A greedoid $\mathcal{F}$ on a finite ground set $E$ is cryptomorphic to an operator $\sigma$ (usually - and improperly - called the closure operator of the greedoid) such that:
$X \subseteq \sigma(X)$;
$X\subseteq Y \subseteq \sigma(X) \implies \sigma(X)=\sigma(Y)$;
suppose that $x \notin X$ and $z \notin \sigma(X \cup \{x\}) \setminus \{z\})$ for all $z \in X \cup x$. Then $x \in \sigma(X \cup \{y\}) \implies y \in \sigma(X \cup \{x\})$.
My intention is to explicit describe the cryptomorphism by means of a bijection between the set system of the feasible sets of the greedoid and the "closure" operator.

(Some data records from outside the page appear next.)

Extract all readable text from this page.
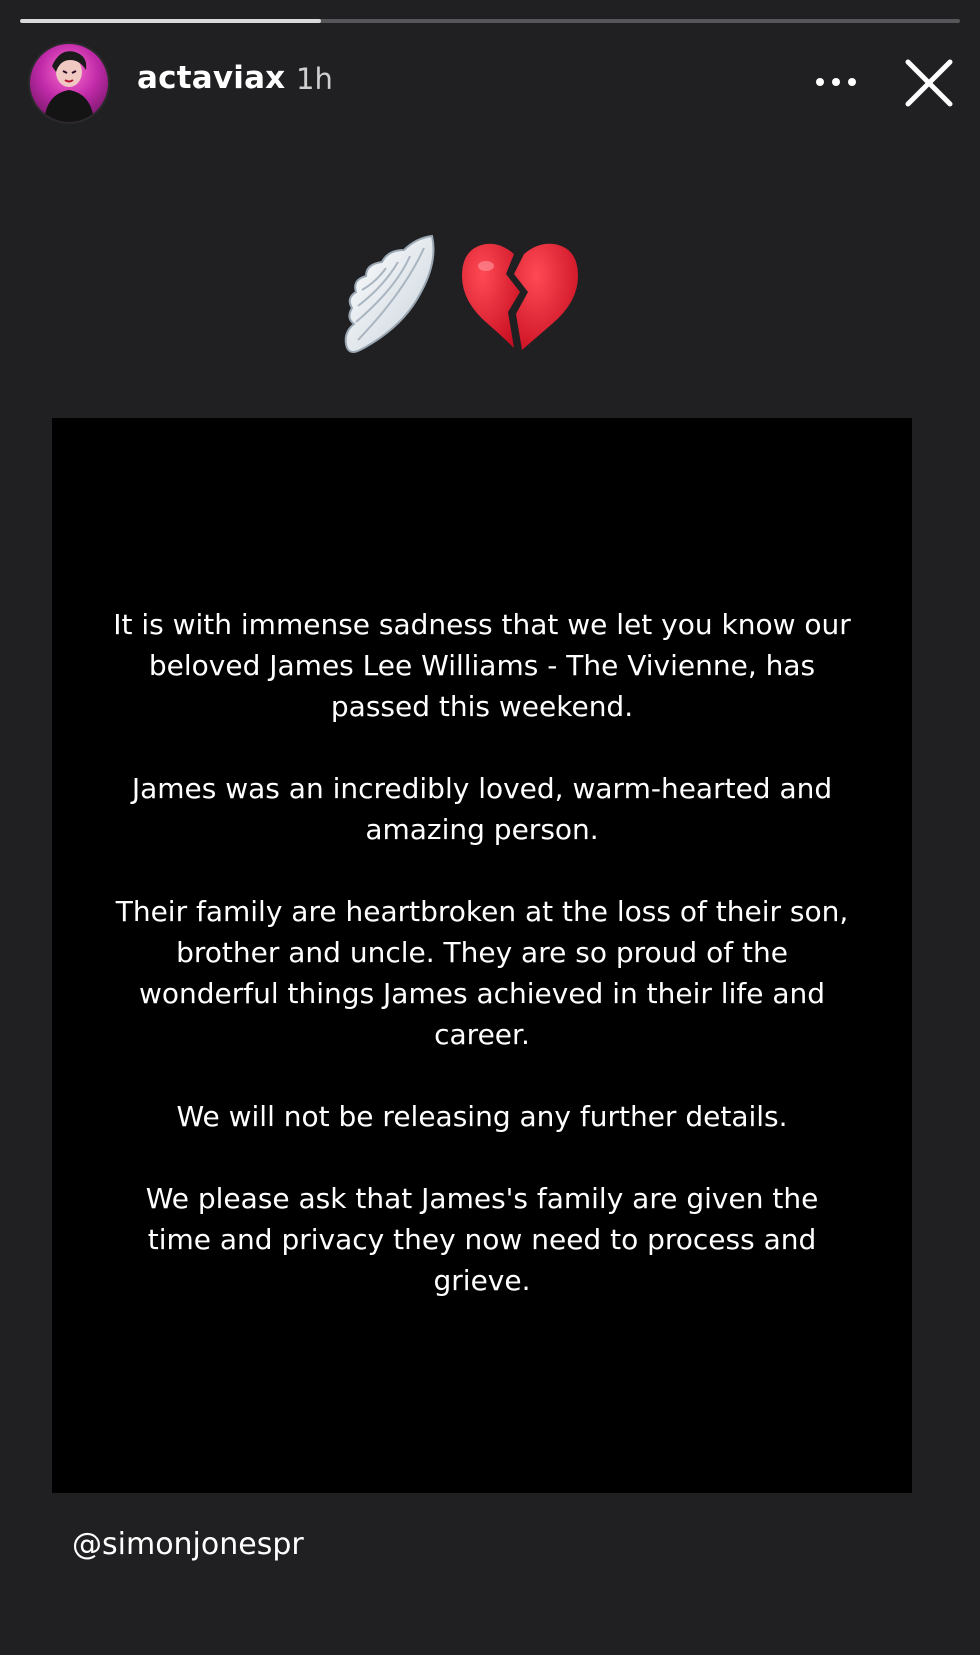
actaviax 1h

It is with immense sadness that we let you know our beloved James Lee Williams - The Vivienne, has passed this weekend.

James was an incredibly loved, warm-hearted and amazing person.

Their family are heartbroken at the loss of their son, brother and uncle. They are so proud of the wonderful things James achieved in their life and career.

We will not be releasing any further details.

We please ask that James's family are given the time and privacy they now need to process and grieve.

@simonjonespr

To this end, as $X$ is feasible if and only if $x \notin \sigma(X \setminus \{x\})$ for each $x \in X$ (here $\sigma$ denotes the closure operator of the greedoid), I expect that $\mathcal{F}_\sigma:=\{X: \, x \notin \sigma(X \setminus \{x\}) \,\, \forall x \in X \}$ whenever $\sigma$ is a set operator satisfying the properties 1-3 listed above.
Now, I want to construct its inverse, namely a map which associates with the feasible sets of a matroid a set operator satisfying the properties 1-3 listed above. Reasoning by analogy with the case of matroids (whose resulting map is $\mathcal{F} \to \Phi_\mathcal{F}$, where
$$ \Phi_\mathcal{F}(X):=\{z \in E \mid \, \exists Y \subseteq X \,\, s.t. Y \in \mathcal{F} \,\, and \,\, Y \cup \{z\} \notin \mathcal{F}\} $$ for each $X \subseteq E$),
I surmise that if $\mathcal{F}$ is a matroid, then
$$ \phi_\mathcal{F}(X):=X \cup \left\{\begin{array}{llll} \{z \in E \setminus X: \, X\cup \{z\} \notin \mathcal{F}\} & {\rm if \,\,} X \in \mathcal{F} \\ \bigcup\limits_{Y \subseteq X,\,\, Y \in \mathcal{F}} \phi_\mathcal{F}(Y)& {\rm otherwise} \\ \end{array} \right. $$
is the closure operator of $\mathcal{F}$ and it is the inverse map of the correspondence exhibited above.
However, I do not manage to show my claim. Is it correct?